Other projects deemed to be eligible for the bonus height: The Lincoln, at SW 27th Avenue and Darwin Street; The Lennox, at SW 27th Avenue and Day Avenue; and an unnamed project within the Ritz-Carlton Coconut Grove’s property at SW 27th Avenue and Tigertail Avenue.
In addition to challenging the legitimacy of the 2023 ordinance, the lawsuit disputes the city’s assertion that it lacks the administrative authority to deny the bonus height to projects that requested it prior to the ordinance’s revocation.

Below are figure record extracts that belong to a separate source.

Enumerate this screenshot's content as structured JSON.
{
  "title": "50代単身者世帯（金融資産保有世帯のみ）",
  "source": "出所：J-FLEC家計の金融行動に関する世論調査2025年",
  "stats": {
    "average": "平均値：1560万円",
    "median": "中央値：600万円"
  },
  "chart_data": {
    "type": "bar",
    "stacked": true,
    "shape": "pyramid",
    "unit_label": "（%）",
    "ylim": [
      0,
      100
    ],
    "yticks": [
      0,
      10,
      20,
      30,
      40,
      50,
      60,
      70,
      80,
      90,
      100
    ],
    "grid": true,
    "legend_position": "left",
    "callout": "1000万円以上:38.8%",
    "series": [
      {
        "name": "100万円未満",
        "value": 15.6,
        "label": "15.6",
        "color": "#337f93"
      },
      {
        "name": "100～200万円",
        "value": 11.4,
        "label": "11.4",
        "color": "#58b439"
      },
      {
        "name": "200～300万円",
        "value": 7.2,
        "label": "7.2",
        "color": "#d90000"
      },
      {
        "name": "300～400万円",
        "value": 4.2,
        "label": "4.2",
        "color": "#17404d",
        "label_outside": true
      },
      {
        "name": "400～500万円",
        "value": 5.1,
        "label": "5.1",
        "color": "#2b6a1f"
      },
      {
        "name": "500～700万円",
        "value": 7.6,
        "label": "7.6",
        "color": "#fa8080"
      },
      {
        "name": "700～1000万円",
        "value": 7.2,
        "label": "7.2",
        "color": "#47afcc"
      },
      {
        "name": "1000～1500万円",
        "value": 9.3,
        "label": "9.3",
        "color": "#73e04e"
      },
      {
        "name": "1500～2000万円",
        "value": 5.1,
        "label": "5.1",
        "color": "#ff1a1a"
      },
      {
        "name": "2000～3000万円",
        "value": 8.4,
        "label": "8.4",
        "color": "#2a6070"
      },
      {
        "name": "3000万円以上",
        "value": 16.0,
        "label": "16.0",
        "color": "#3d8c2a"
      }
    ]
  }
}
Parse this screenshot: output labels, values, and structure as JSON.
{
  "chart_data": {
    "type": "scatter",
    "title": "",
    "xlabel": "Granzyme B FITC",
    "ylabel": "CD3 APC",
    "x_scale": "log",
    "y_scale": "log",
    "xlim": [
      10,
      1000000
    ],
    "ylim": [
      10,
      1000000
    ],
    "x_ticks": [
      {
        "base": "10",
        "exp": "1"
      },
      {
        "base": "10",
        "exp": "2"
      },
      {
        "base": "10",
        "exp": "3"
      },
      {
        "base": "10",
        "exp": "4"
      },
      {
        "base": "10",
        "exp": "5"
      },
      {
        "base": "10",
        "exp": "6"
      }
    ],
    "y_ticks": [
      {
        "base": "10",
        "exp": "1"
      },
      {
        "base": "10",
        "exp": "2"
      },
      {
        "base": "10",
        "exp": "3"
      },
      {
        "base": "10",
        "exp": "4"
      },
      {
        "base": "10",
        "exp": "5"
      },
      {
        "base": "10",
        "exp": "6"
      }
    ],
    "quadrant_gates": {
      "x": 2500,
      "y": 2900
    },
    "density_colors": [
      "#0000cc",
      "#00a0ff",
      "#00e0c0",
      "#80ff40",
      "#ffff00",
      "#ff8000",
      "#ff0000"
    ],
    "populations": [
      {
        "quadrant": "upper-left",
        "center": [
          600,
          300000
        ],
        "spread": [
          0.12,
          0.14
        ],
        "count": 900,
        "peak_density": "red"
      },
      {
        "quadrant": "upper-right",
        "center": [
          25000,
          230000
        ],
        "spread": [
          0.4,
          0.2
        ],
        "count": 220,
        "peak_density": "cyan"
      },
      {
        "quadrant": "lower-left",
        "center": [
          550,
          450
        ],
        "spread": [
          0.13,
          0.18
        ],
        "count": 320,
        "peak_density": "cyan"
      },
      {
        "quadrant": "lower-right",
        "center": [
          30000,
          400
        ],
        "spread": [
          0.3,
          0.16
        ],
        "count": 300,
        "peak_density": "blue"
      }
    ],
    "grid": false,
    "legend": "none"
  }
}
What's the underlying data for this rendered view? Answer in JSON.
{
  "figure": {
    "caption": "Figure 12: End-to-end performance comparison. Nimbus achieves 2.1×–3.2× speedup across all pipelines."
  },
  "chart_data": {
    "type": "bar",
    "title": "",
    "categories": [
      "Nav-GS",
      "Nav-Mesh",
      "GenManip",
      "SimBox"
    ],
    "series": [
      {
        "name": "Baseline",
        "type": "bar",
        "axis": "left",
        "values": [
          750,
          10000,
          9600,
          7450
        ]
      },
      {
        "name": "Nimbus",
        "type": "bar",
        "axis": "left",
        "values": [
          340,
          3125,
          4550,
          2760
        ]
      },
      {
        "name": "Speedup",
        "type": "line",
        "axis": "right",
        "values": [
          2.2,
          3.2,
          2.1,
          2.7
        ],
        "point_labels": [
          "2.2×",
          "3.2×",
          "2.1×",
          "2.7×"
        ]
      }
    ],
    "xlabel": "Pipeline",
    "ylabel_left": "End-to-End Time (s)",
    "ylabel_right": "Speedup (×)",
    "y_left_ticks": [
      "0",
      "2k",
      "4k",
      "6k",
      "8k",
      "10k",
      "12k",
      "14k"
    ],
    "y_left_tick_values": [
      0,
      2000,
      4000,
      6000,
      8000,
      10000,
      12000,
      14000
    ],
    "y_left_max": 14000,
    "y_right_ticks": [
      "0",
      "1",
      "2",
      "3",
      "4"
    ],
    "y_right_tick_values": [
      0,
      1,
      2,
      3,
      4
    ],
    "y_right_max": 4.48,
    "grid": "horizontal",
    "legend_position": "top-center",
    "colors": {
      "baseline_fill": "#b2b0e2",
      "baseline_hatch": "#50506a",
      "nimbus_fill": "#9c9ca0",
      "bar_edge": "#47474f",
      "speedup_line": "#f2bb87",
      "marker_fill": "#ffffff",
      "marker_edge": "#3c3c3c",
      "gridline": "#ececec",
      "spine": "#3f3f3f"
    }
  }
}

Such entitlement, Winker argues, arises under Florida law only when a developer has obtained all required building permits and made substantial, good-faith expenditures in reliance on them.
Critics of The WELL also point out that the stated purpose of the bonus height ordinance — promoting higher housing density in proximity to transit hubs, like Metrorail – is undercut by the project’s target demographic: high-end buyers unlikely to swap their cars for public transit. Records show that The WELL did not pursue transit-linked parking reductions available to it under city rules.

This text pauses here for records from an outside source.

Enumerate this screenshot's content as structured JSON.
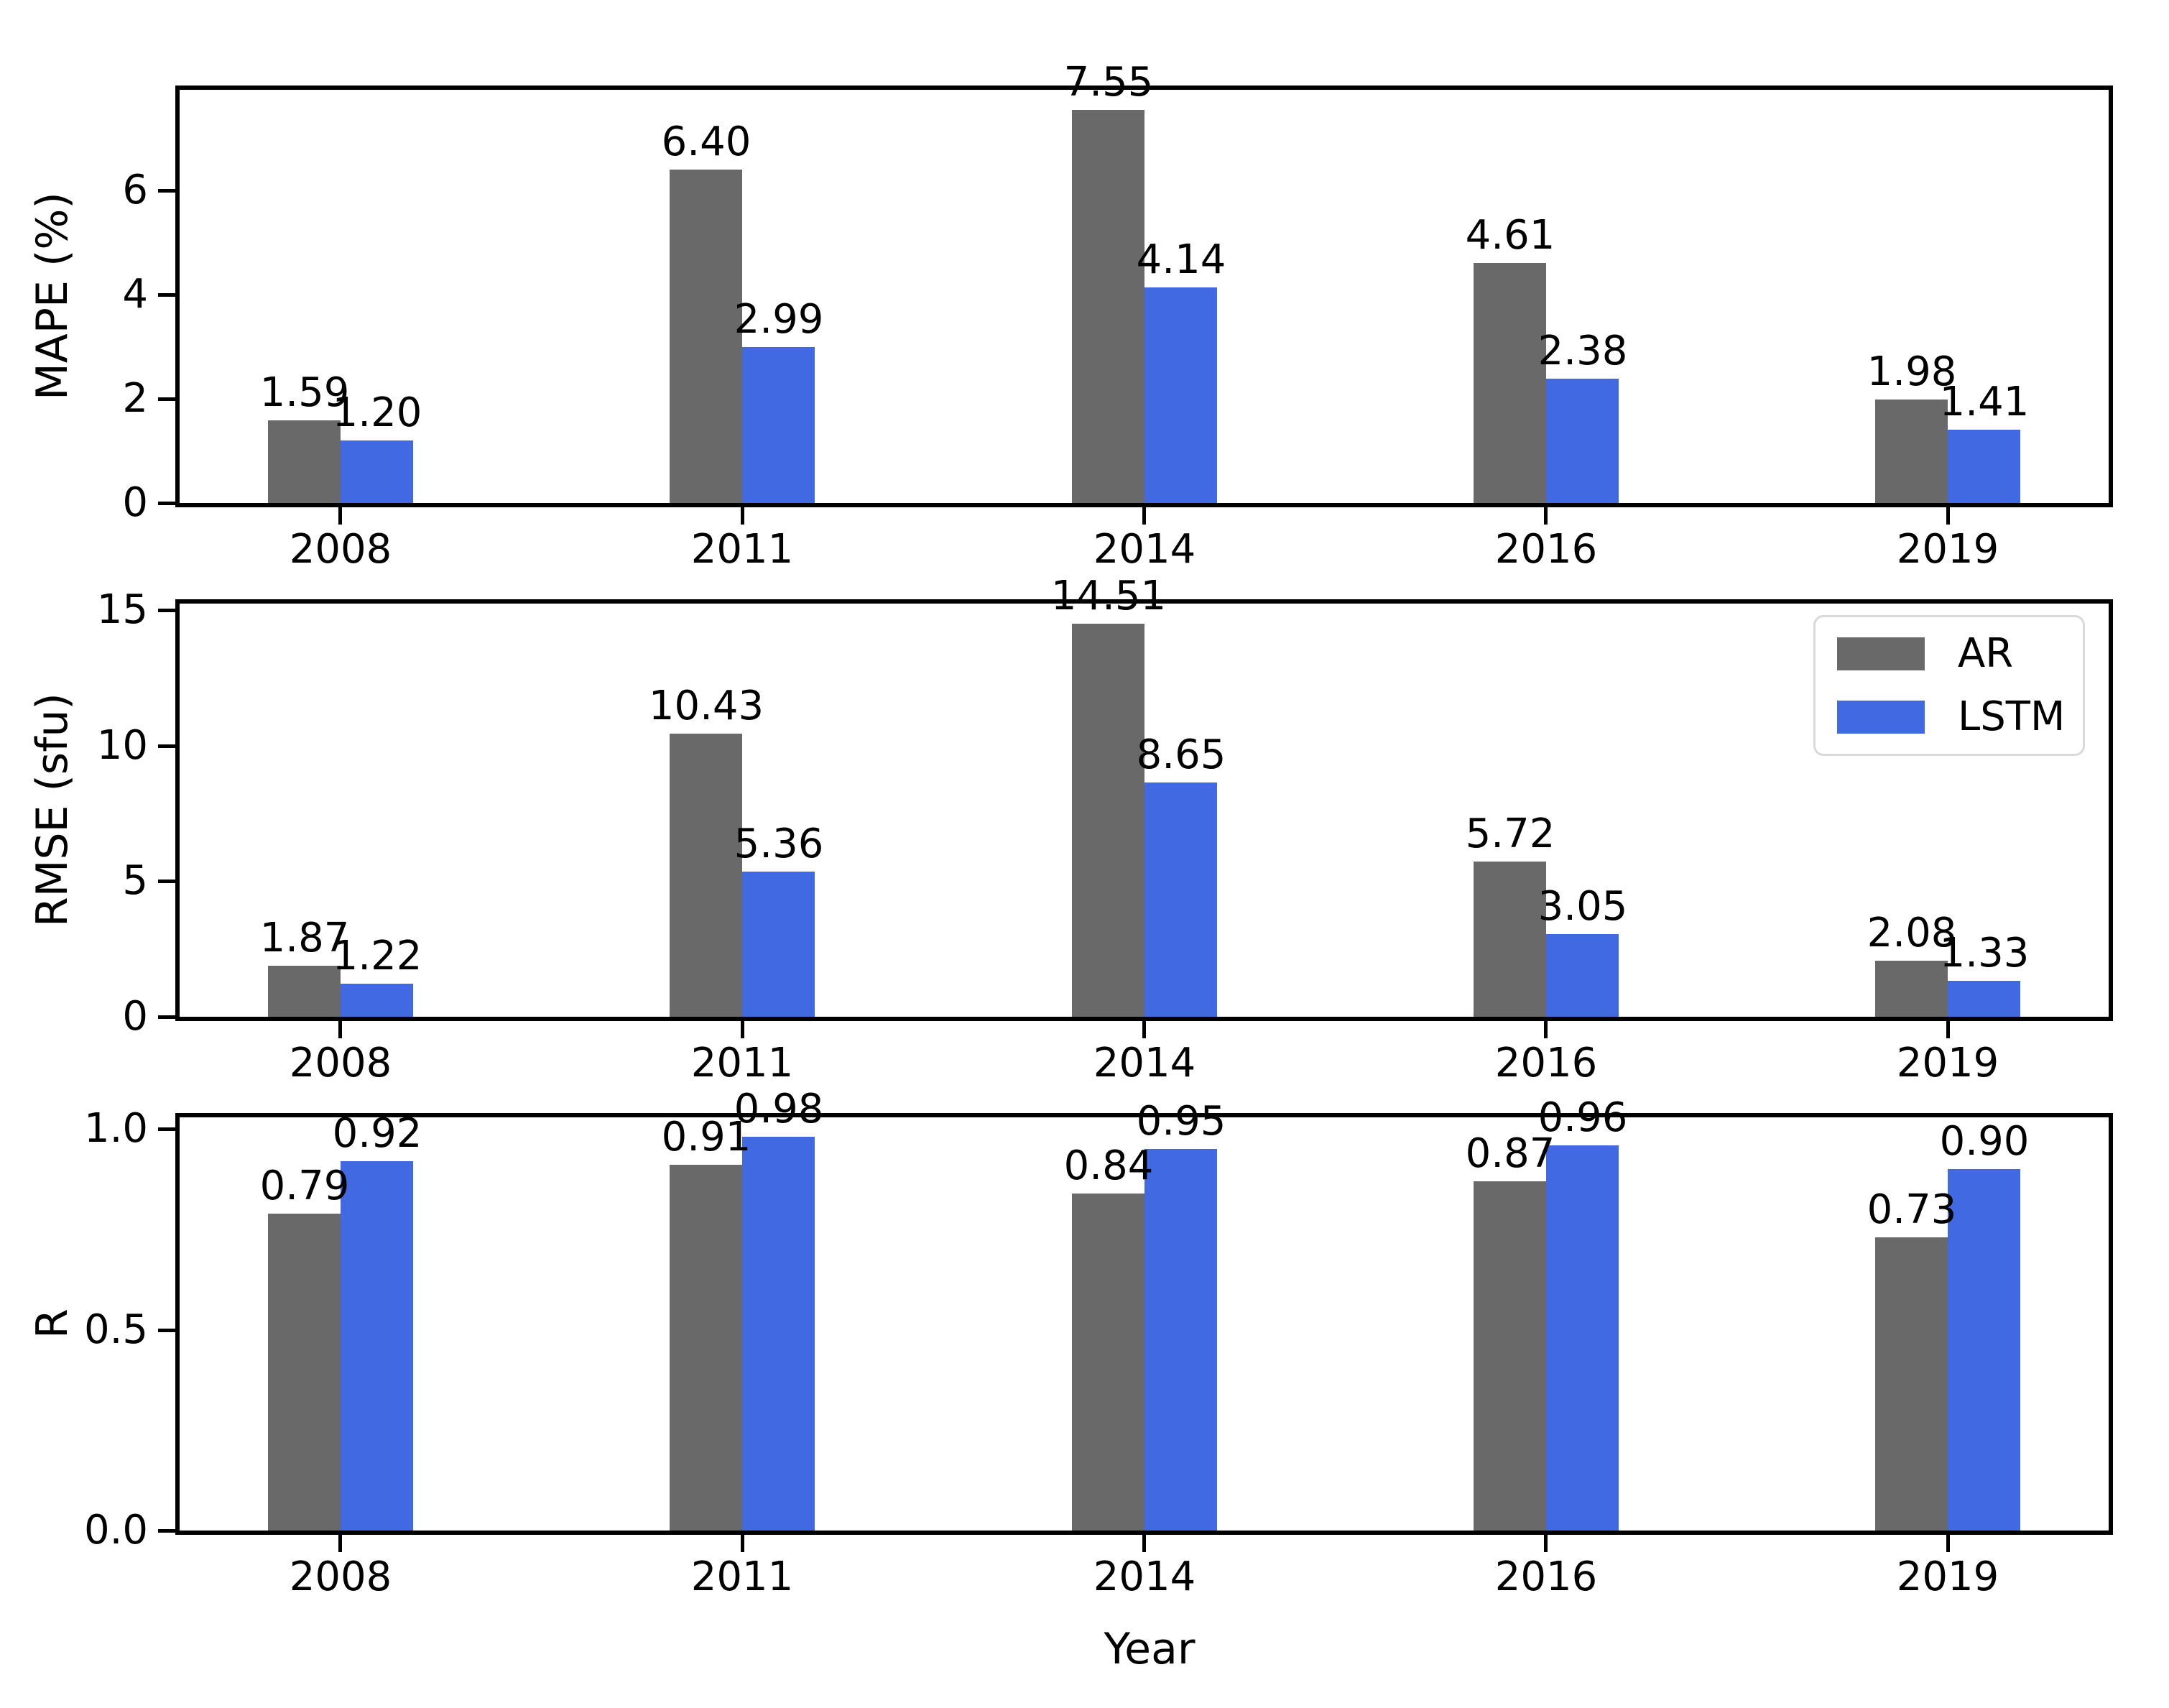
{
  "figure": {
    "background": "#ffffff",
    "text_color": "#000000",
    "spine_color": "#000000"
  },
  "colors": {
    "ar": "#696969",
    "lstm": "#4169E1",
    "legend_border": "#d9d9d9"
  },
  "legend": {
    "entries": [
      {
        "label": "AR",
        "color": "#696969"
      },
      {
        "label": "LSTM",
        "color": "#4169E1"
      }
    ],
    "position": "upper-right-of-rmse-subplot"
  },
  "xlabel": "Year",
  "chart_data": [
    {
      "type": "bar",
      "ylabel": "MAPE (%)",
      "xlabel": "",
      "categories": [
        "2008",
        "2011",
        "2014",
        "2016",
        "2019"
      ],
      "series": [
        {
          "name": "AR",
          "color": "#696969",
          "values": [
            1.59,
            6.4,
            7.55,
            4.61,
            1.98
          ]
        },
        {
          "name": "LSTM",
          "color": "#4169E1",
          "values": [
            1.2,
            2.99,
            4.14,
            2.38,
            1.41
          ]
        }
      ],
      "value_label_decimals": 2,
      "ytick_labels": [
        "0",
        "2",
        "4",
        "6"
      ],
      "yticks": [
        0,
        2,
        4,
        6
      ],
      "ylim": [
        0,
        7.93
      ],
      "grid": false,
      "legend": false
    },
    {
      "type": "bar",
      "ylabel": "RMSE (sfu)",
      "xlabel": "",
      "categories": [
        "2008",
        "2011",
        "2014",
        "2016",
        "2019"
      ],
      "series": [
        {
          "name": "AR",
          "color": "#696969",
          "values": [
            1.87,
            10.43,
            14.51,
            5.72,
            2.08
          ]
        },
        {
          "name": "LSTM",
          "color": "#4169E1",
          "values": [
            1.22,
            5.36,
            8.65,
            3.05,
            1.33
          ]
        }
      ],
      "value_label_decimals": 2,
      "ytick_labels": [
        "0",
        "5",
        "10",
        "15"
      ],
      "yticks": [
        0,
        5,
        10,
        15
      ],
      "ylim": [
        0,
        15.24
      ],
      "grid": false,
      "legend": true,
      "legend_position": "upper right"
    },
    {
      "type": "bar",
      "ylabel": "R",
      "xlabel": "Year",
      "categories": [
        "2008",
        "2011",
        "2014",
        "2016",
        "2019"
      ],
      "series": [
        {
          "name": "AR",
          "color": "#696969",
          "values": [
            0.79,
            0.91,
            0.84,
            0.87,
            0.73
          ]
        },
        {
          "name": "LSTM",
          "color": "#4169E1",
          "values": [
            0.92,
            0.98,
            0.95,
            0.96,
            0.9
          ]
        }
      ],
      "value_label_decimals": 2,
      "ytick_labels": [
        "0.0",
        "0.5",
        "1.0"
      ],
      "yticks": [
        0.0,
        0.5,
        1.0
      ],
      "ylim": [
        0,
        1.029
      ],
      "grid": false,
      "legend": false
    }
  ]
}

Preconstruction condo prices range from roughly $1.4 million to more than $8 million.
Terra Group is forecasting completion of the project in early 2028.















Thank you to the people who have filed this lawsuit—requiring our D2 representatives to follow the law which is consistently undermined in the Grove to fill Developers pockets & using rationale that makes no sense nor applicable to expensive, luxury condos: “Records show that The WELL did NOT pursue transit-linked parking reductions available to it under city rules.“
This is another classic example of how the City of Miami bends over to make developers happy.
“Substitution memos” are a dishonest tactic the City uses to hide legislation language changes from public scrutiny, keeping those changes off the official, pre-published agenda.
Why does our City Commission allow ANY substitution memos? Shouldn’t they be looking out for the public’s best interest instead of developer profits?
It’s another reason why I don’t trust the City of Miami, and nor should any caring citizen.
It will be quite interesting to see how the City responds to this lawsuit. How can they possibly defend this dishonesty, then look themselves in the mirror or sleep at night?
Elvis Cruz, Morningside
To the plaintiffs in this lawsuit.
You do not stand alone.
You have an army of supporters standing in solidarity beside you.
Cases that have held that zoning ordinances that violate the 10-day advance notice requirement in Florida Statute 166.041(3)(a) are null and void are shown below. Section 166.041(3)(a) reads:
“… a proposed ordinance…shall at least 10 days prior to adoption, be noticed in a newspaper of general circulation in the municipality. The notice of proposed enactment shall state the date, time and place of the meeting; the title or titles of proposed ordinances; and the place or places within the municipality where such proposed ordinances may be inspected by the public. The notice shall also advise that interested parties may appear at the
meeting and be heard with respect to the proposed ordinance.
David v. City of Dunedin, 473 So. 2d, 304, 306 (Fla. 2d DCA 1985)
Coleman v. City of Key West, 807 So. 2d, 84, 85 ( Fla. 3d 2001)
HealthSouth Doctors’ Hosp., Inc. v. Hartnett, 622 So. 2d 146 (Fla. 3d DCA 1993)
Fountain v. City of Jacksonville, 447 So. 2d. 353 (Fla. 1st DCA 1984)
Anderson v. City of St. Pete. Beach, 161 So. 3d 548. (Fla. App. 2014)
Florida Attorney General’s Advisory Opinion (October 28, 1982)
AGO 82-93: “In sum, unless or until legislatively or judicially determined otherwise, it is my opinion that if any substantial or material changes or amendments are made during the process of enacting a municipal ordinance, the enactment process mandated by s. 166.041(3)(a) must begin anew with full compliance with the reading and notice requirements contained therein.”